A worker stops consuming jobs. The investigation checks whether it is running, blocked on I/O, exhausting file descriptors, repeatedly crashing, or waiting on a dependency.
| # | Working principle |
|---|---|
| 1 | Process state distinguishes running, sleeping, stopped, and zombie tasks. |
| 2 | Signals request behavior; SIGTERM allows cleanup while SIGKILL does not. |
| 3 | Resource limits constrain files, processes, memory locking, and other per-process capabilities. |
pgrep -a order-worker
ps -o pid,ppid,user,stat,lstart,etime,%cpu,%mem,cmd -p 1234
cat /proc/1234/status
ls -l /proc/1234/fd | head
cat /proc/1234/limits
kill -TERM 1234Commands are examples for observation and controlled testing. Paths, process identifiers, interfaces, and service names must be adapted to the actual host.
- Define the symptom, affected users, and time window.
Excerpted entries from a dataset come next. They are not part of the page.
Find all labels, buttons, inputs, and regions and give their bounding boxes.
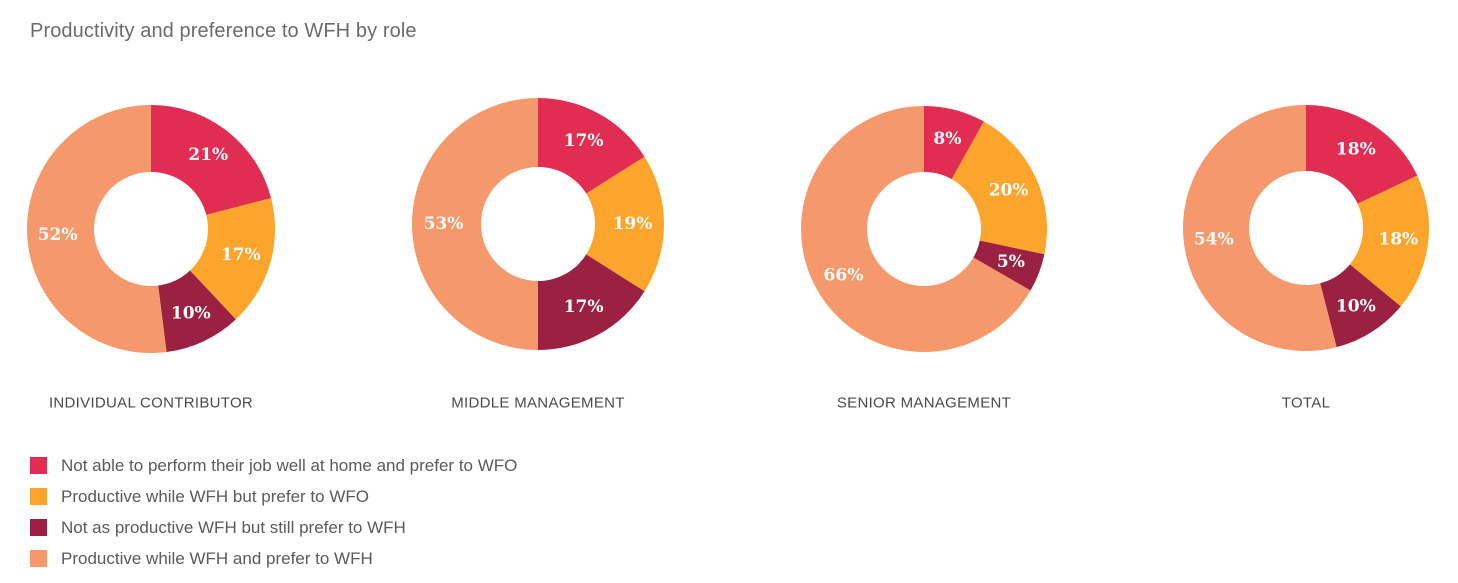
- slice-productive-prefer-wfh: [26, 105, 167, 353]
- slice-label: 10%: [1336, 297, 1376, 317]
- slice-productive-prefer-wfh: [1183, 105, 1337, 351]
- slice-label: 17%: [564, 297, 604, 317]
- slice-not-able-prefer-wfo: [924, 106, 984, 180]
- donut-hole: [867, 172, 981, 286]
- legend-label: Productive while WFH and prefer to WFH: [61, 548, 373, 568]
- legend-item-not-as-productive-prefer-wfh: Not as productive WFH but still prefer t…: [30, 512, 517, 543]
- slice-label: 18%: [1336, 139, 1376, 159]
- slice-not-as-productive-prefer-wfh: [1320, 264, 1401, 348]
- slice-not-able-prefer-wfo: [1306, 105, 1418, 204]
- slice-label: 21%: [188, 145, 228, 165]
- donut-hole: [481, 167, 595, 281]
- donut-chart-senior-management: 8% 20% 5% 66% SENIOR MANAGEMENT: [801, 105, 1047, 412]
- slice-label: 52%: [38, 225, 78, 245]
- legend-item-not-able-prefer-wfo: Not able to perform their job well at ho…: [30, 450, 517, 481]
- slice-label: 54%: [1194, 230, 1234, 250]
- chart-name: TOTAL: [1282, 395, 1330, 412]
- donut-chart-individual-contributor: 21% 17% 10% 52% INDIVIDUAL CONTRIBUTOR: [26, 105, 275, 412]
- slice-label: 8%: [933, 129, 961, 149]
- slice-label: 19%: [613, 214, 653, 234]
- legend-label: Productive while WFH but prefer to WFO: [61, 486, 369, 506]
- slice-not-able-prefer-wfo: [538, 98, 645, 194]
- slice-productive-prefer-wfh: [801, 105, 1031, 352]
- legend-swatch: [30, 519, 47, 536]
- slice-label: 5%: [997, 252, 1025, 272]
- chart-name: SENIOR MANAGEMENT: [837, 395, 1011, 412]
- chart-title: Productivity and preference to WFH by ro…: [30, 20, 417, 42]
- slice-label: 17%: [564, 131, 604, 151]
- slice-productive-prefer-wfh: [412, 98, 538, 350]
- legend-label: Not as productive WFH but still prefer t…: [61, 517, 406, 537]
- slice-label: 18%: [1378, 230, 1418, 250]
- slice-label: 66%: [824, 266, 864, 286]
- legend: Not able to perform their job well at ho…: [30, 450, 517, 574]
- slice-label: 10%: [171, 304, 211, 324]
- slice-productive-prefer-wfo: [951, 121, 1047, 255]
- slice-productive-prefer-wfo: [586, 156, 665, 292]
- legend-swatch: [30, 488, 47, 505]
- slice-productive-prefer-wfo: [1349, 175, 1429, 307]
- donut-hole: [94, 172, 208, 286]
- slice-label: 20%: [989, 180, 1029, 200]
- donut-chart-total: 18% 18% 10% 54% TOTAL: [1183, 105, 1429, 412]
- slice-not-able-prefer-wfo: [151, 105, 272, 215]
- chart-name: INDIVIDUAL CONTRIBUTOR: [49, 395, 253, 412]
- legend-label: Not able to perform their job well at ho…: [61, 455, 518, 475]
- slice-not-as-productive-prefer-wfh: [538, 254, 645, 350]
- legend-swatch: [30, 457, 47, 474]
- slice-productive-prefer-wfo: [190, 198, 275, 320]
- legend-item-productive-prefer-wfo: Productive while WFH but prefer to WFO: [30, 481, 517, 512]
- slice-not-as-productive-prefer-wfh: [158, 270, 236, 353]
- slice-label: 53%: [424, 214, 464, 234]
- chart-name: MIDDLE MANAGEMENT: [451, 395, 624, 412]
- slice-label: 17%: [221, 245, 261, 265]
- legend-swatch: [30, 550, 47, 567]
- slice-not-as-productive-prefer-wfh: [973, 240, 1045, 291]
- legend-item-productive-prefer-wfh: Productive while WFH and prefer to WFH: [30, 543, 517, 574]
- donut-chart-middle-management: 17% 19% 17% 53% MIDDLE MANAGEMENT: [412, 98, 665, 412]
- donut-charts: 21% 17% 10% 52% INDIVIDUAL CONTRIBUTOR 17% 19%…: [26, 98, 1429, 412]
- donut-hole: [1249, 171, 1363, 285]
- Collect the smallest useful set of host and service evidence.
- Form one falsifiable hypothesis.
- Make the least disruptive test or change.
- Verify recovery and record what was learned.
- Send SIGTERM and allow the documented shutdown window before escalation.
- Use systemd or the owning supervisor instead of manually replacing managed processes.
- Capture logs and process state before restarting when incident evidence matters.
- Using kill -9 as the first response.
- Treating a zombie as a CPU-consuming process.
- Reading process environment without considering secret exposure.
- What creates a zombie process?
- Why is SIGTERM preferred to SIGKILL?
- How would you investigate file-descriptor exhaustion?